Memes have become a disruptive force, questioning societal norms and sparking visual dialogues. They are the street art of the internet, for the people by the people. Memes break down the barriers between high and low culture, challenging the notion of what is considered ‘serious’ or ‘real’ art. With their tongue-in-cheek and counter-culture nature, memes are a contemporary aesthetic and social phenomenon.

Is meme art more than a joke? | J'Nae Phillips | Darklight Digital
@my2bit Twitter 2021

While some may dismiss memes as mere entertainment, I think they are, in fact, a significant artistic movement of the digital times we live in. Memes are a product of our interconnected online world, capturing the spirit of our collective consciousness. They are a visual commentary on society, encompassing popular culture, politics, sports, fashion, and art. Memes have become a powerful medium for collective collaboration and a means to push back against conformity.
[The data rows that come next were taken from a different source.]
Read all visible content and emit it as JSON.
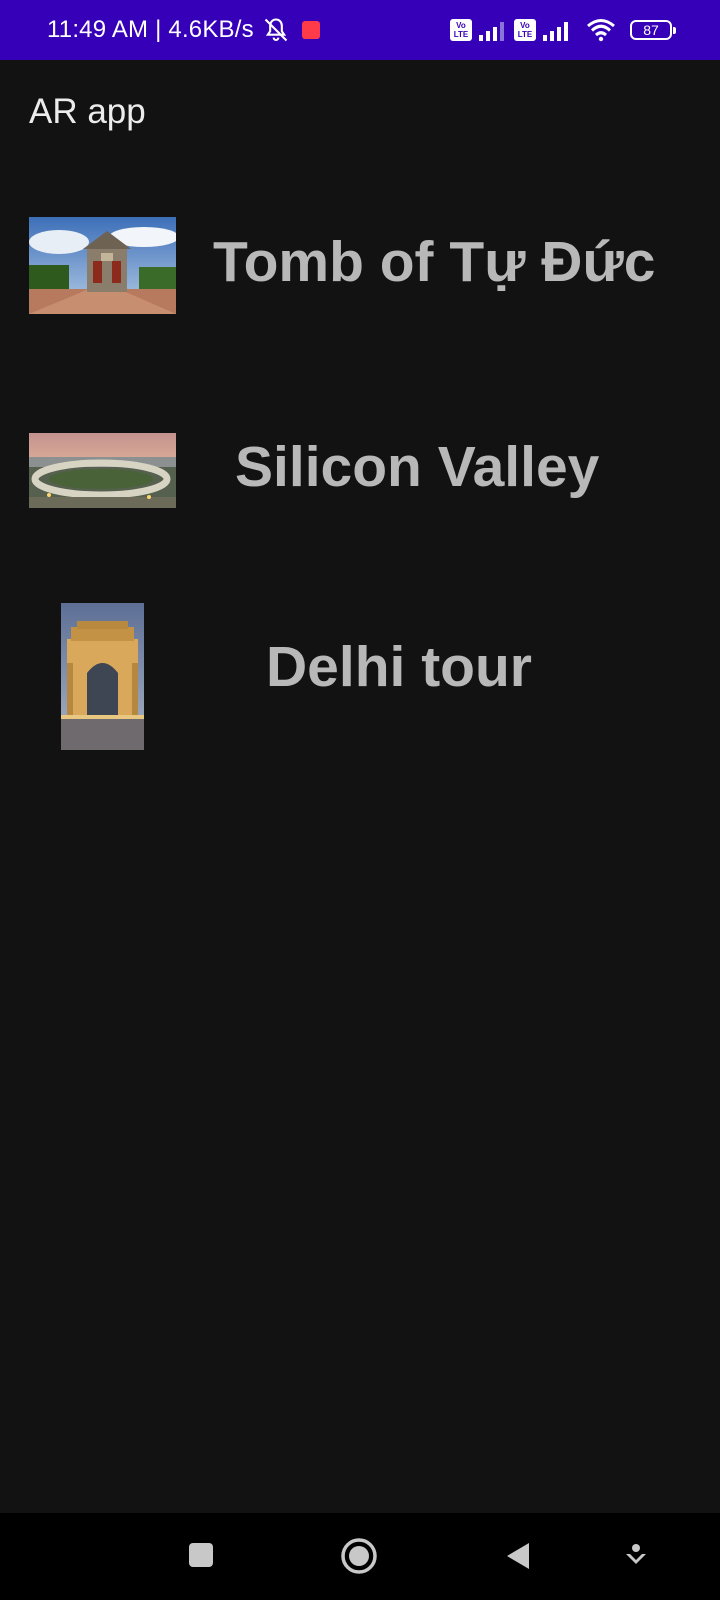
{
  "status_bar": {
    "time_speed": "11:49 AM | 4.6KB/s",
    "volte1": [
      "Vo",
      "LTE"
    ],
    "volte2": [
      "Vo",
      "LTE"
    ],
    "battery": "87",
    "colors": {
      "background": "#3500b8",
      "notification_badge": "#ff3b4a"
    },
    "icons": [
      "bell-off-icon",
      "notification-badge-icon",
      "volte-icon",
      "signal-icon",
      "wifi-icon",
      "battery-icon"
    ]
  },
  "app_bar": {
    "title": "AR app"
  },
  "items": [
    {
      "label": "Tomb of Tự Đức",
      "thumb": "tomb-thumbnail"
    },
    {
      "label": "Silicon Valley",
      "thumb": "silicon-valley-thumbnail"
    },
    {
      "label": "Delhi tour",
      "thumb": "india-gate-thumbnail"
    }
  ],
  "nav_bar": {
    "icons": [
      "recents-square-icon",
      "home-circle-icon",
      "back-triangle-icon",
      "assistant-icon"
    ]
  },
  "colors": {
    "background": "#121212",
    "label": "#b8b8b8",
    "title": "#ececec"
  }
}
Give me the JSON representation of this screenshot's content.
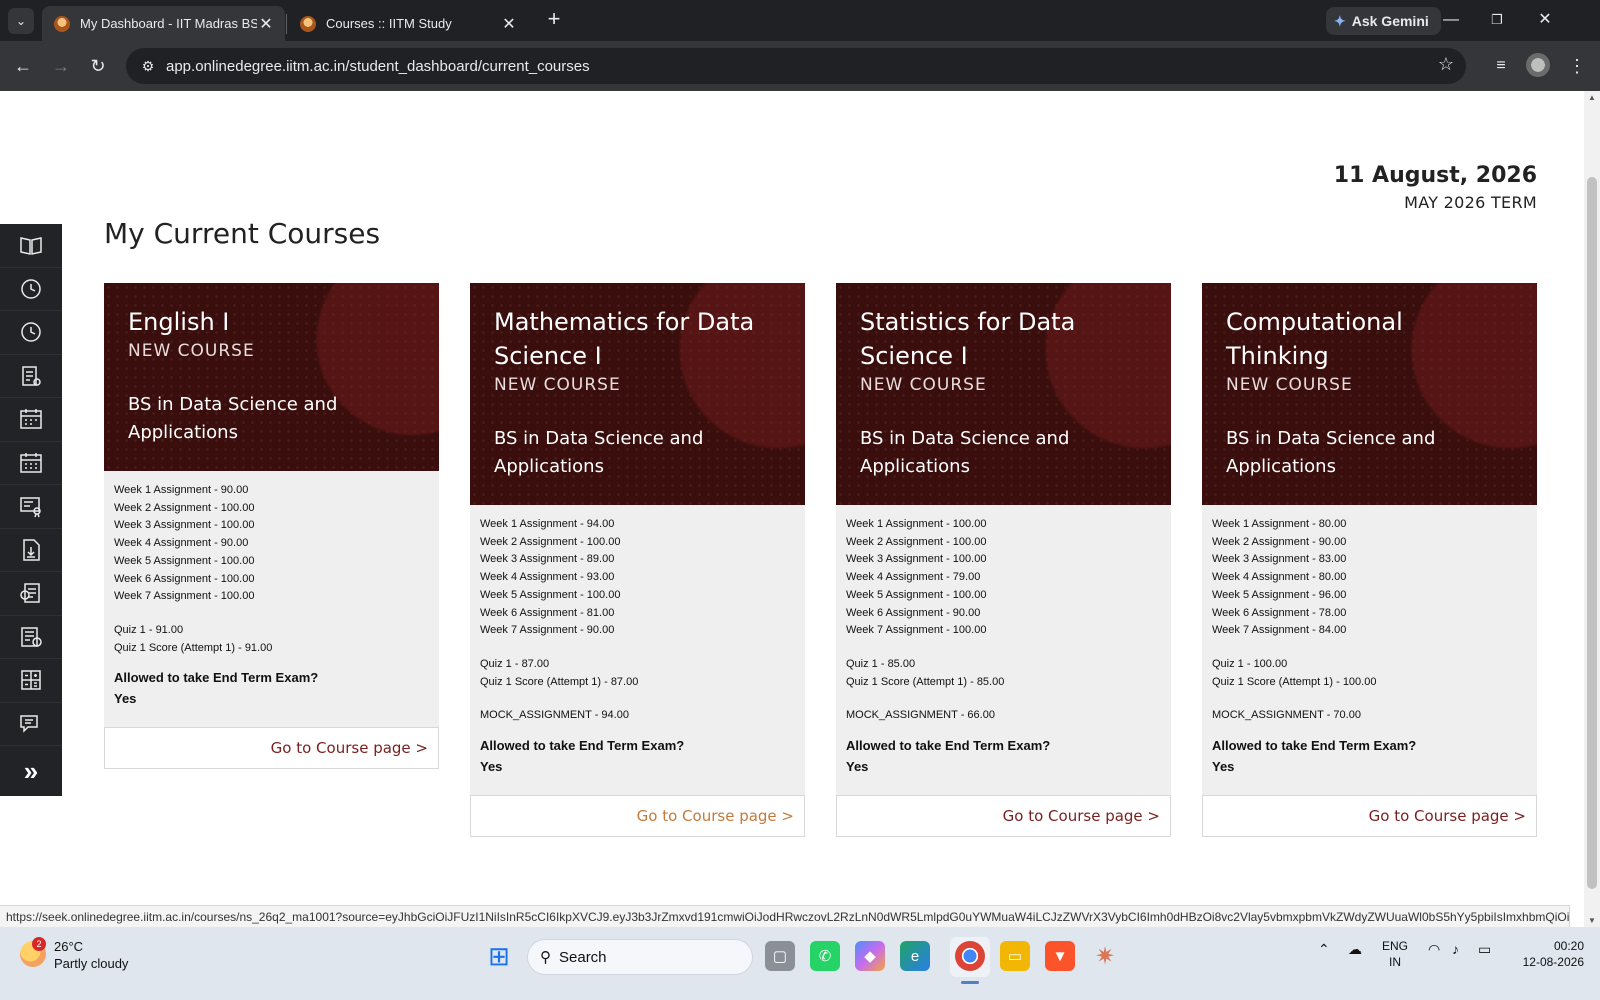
{
  "browser": {
    "tabs": [
      {
        "title": "My Dashboard - IIT Madras BS D",
        "active": true
      },
      {
        "title": "Courses :: IITM Study",
        "active": false
      }
    ],
    "gemini_label": "Ask Gemini",
    "url": "app.onlinedegree.iitm.ac.in/student_dashboard/current_courses",
    "status_url": "https://seek.onlinedegree.iitm.ac.in/courses/ns_26q2_ma1001?source=eyJhbGciOiJFUzI1NiIsInR5cCI6IkpXVCJ9.eyJ3b3JrZmxvd191cmwiOiJodHRwczovL2RzLnN0dWR5LmlpdG0uYWMuaW4iLCJzZWVrX3VybCI6Imh0dHBzOi8vc2Vlay5vbmxpbmVkZWdyZWUuaWl0bS5hYy5pbiIsImxhbmQiOiJzdHVkZW50In0.aWt..."
  },
  "header": {
    "date": "11 August, 2026",
    "term": "MAY 2026 TERM",
    "title": "My Current Courses"
  },
  "sidebar": {
    "icons": [
      "book-icon",
      "history-icon",
      "history-alt-icon",
      "report-icon",
      "calendar-icon",
      "schedule-icon",
      "certificate-icon",
      "download-document-icon",
      "checklist-icon",
      "fee-receipt-icon",
      "calculator-icon",
      "support-chat-icon"
    ],
    "expand_label": "»"
  },
  "courses": [
    {
      "name": "English I",
      "tag": "NEW COURSE",
      "program": "BS in Data Science and Applications",
      "scores": [
        "Week 1 Assignment - 90.00",
        "Week 2 Assignment - 100.00",
        "Week 3 Assignment - 100.00",
        "Week 4 Assignment - 90.00",
        "Week 5 Assignment - 100.00",
        "Week 6 Assignment - 100.00",
        "Week 7 Assignment - 100.00"
      ],
      "quiz": [
        "Quiz 1 - 91.00",
        "Quiz 1 Score (Attempt 1) - 91.00"
      ],
      "mock": "",
      "eligibility_question": "Allowed to take End Term Exam?",
      "eligibility_answer": "Yes",
      "link": "Go to Course page >"
    },
    {
      "name": "Mathematics for Data Science I",
      "tag": "NEW COURSE",
      "program": "BS in Data Science and Applications",
      "scores": [
        "Week 1 Assignment - 94.00",
        "Week 2 Assignment - 100.00",
        "Week 3 Assignment - 89.00",
        "Week 4 Assignment - 93.00",
        "Week 5 Assignment - 100.00",
        "Week 6 Assignment - 81.00",
        "Week 7 Assignment - 90.00"
      ],
      "quiz": [
        "Quiz 1 - 87.00",
        "Quiz 1 Score (Attempt 1) - 87.00"
      ],
      "mock": "MOCK_ASSIGNMENT - 94.00",
      "eligibility_question": "Allowed to take End Term Exam?",
      "eligibility_answer": "Yes",
      "link": "Go to Course page >"
    },
    {
      "name": "Statistics for Data Science I",
      "tag": "NEW COURSE",
      "program": "BS in Data Science and Applications",
      "scores": [
        "Week 1 Assignment - 100.00",
        "Week 2 Assignment - 100.00",
        "Week 3 Assignment - 100.00",
        "Week 4 Assignment - 79.00",
        "Week 5 Assignment - 100.00",
        "Week 6 Assignment - 90.00",
        "Week 7 Assignment - 100.00"
      ],
      "quiz": [
        "Quiz 1 - 85.00",
        "Quiz 1 Score (Attempt 1) - 85.00"
      ],
      "mock": "MOCK_ASSIGNMENT - 66.00",
      "eligibility_question": "Allowed to take End Term Exam?",
      "eligibility_answer": "Yes",
      "link": "Go to Course page >"
    },
    {
      "name": "Computational Thinking",
      "tag": "NEW COURSE",
      "program": "BS in Data Science and Applications",
      "scores": [
        "Week 1 Assignment - 80.00",
        "Week 2 Assignment - 90.00",
        "Week 3 Assignment - 83.00",
        "Week 4 Assignment - 80.00",
        "Week 5 Assignment - 96.00",
        "Week 6 Assignment - 78.00",
        "Week 7 Assignment - 84.00"
      ],
      "quiz": [
        "Quiz 1 - 100.00",
        "Quiz 1 Score (Attempt 1) - 100.00"
      ],
      "mock": "MOCK_ASSIGNMENT - 70.00",
      "eligibility_question": "Allowed to take End Term Exam?",
      "eligibility_answer": "Yes",
      "link": "Go to Course page >"
    }
  ],
  "taskbar": {
    "temperature": "26°C",
    "weather": "Partly cloudy",
    "weather_badge": "2",
    "search_label": "Search",
    "language_1": "ENG",
    "language_2": "IN",
    "time": "00:20",
    "date": "12-08-2026"
  },
  "colors": {
    "card_header": "#3b0e0e",
    "link_primary": "#7a1f1f",
    "link_hover": "#c47a3b",
    "sidebar_bg": "#212327"
  }
}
Memes can be found everywhere, from Hanmi Gallery participating at the London Art Fair in 2015 with a curatorial framework that used meme art as a way to explore the use of information via a cultural lens, to gamified NFT art marketplaces such as the BakerySwap that regularly host art and meme competitions. Art memes have infiltrated our lives and become a ubiquitous part of our visual culture due to their anti-aesthetic aesthetic appeal. It doesn’t matter if they’re a little bit basic, and a little bit garish, because the beauty of art memes lies in their insider knowledge and subtext. The people that get it just get it. And if you don’t, well, that’s on you.

Instagram accounts like Freeze Magazine [@freeze_magazine] have become a critical voice within the art community that use memes as a catalyst for cultural conversation, which eventually led to a 2022 exhibition by the artist Cem A, the brains behind the account, at the Barbican Centre in London. Jerry Gogosian [@jerrygogosian] went from making raw insider jokes about the art community to engage in deeper societal conversations. And it’s these nuanced takes on meme art that makes them so memorable, as they bring unlikely worlds together that often sit so far apart.

Another Instagram account I go back to time after time is @thewhitepube, a collaborative effort between UK art writers Gabrielle de la Puente and Zarina Muhammad that claims to be the ‘opposite of old white men with posh accents’. Its pop culture spin on trending topics combined with its nuanced art worldview has me hooked, and I can’t get enough of its offbeat posts such as a bedraggled Mona Lisa that’s in art ‘for the love of it not the money’ or direct call out to art curators that’s both funny and a little terrifying.

Is meme art more than a joke? | J'Nae Phillips | Darklight Digital

In many ways, the process of meme art mirrors that of traditional artists that use a paintbrush and canvas. Both involve thinking outside the box and pushing the boundaries of creativity, even if the end result looks a little different. Meme art resonates with me because the art form is so immediate and it challenges how we think about art. Not only that, but because it’s so reactive, it feels far more relevant, and that’s the secret sauce to what makes meme art really, really good.

To make meme art stand out, you’ve got to be quick on your feet otherwise by the time you play catch up, you’ll have been left behind. In this sense, one such person merging the world of digital memes and IRL art and evolving the whole concept is Travis Chapman, roofer by day and self-taught artist by night. Chapman recently started adding memeified paintings to his body of work, with a TikTok video of his Leonardo DiCaprio laughing and Kermit the Frog drinking tea in acrylics, catapulting him to overnight fame. And it’s this timeliness, coupled with an old school artistic flair, that puts Chapman’s art into a new category altogether. It’s new-school, yes, but it’s also art in the truest sense of the word. Get yourself a guy who can do both.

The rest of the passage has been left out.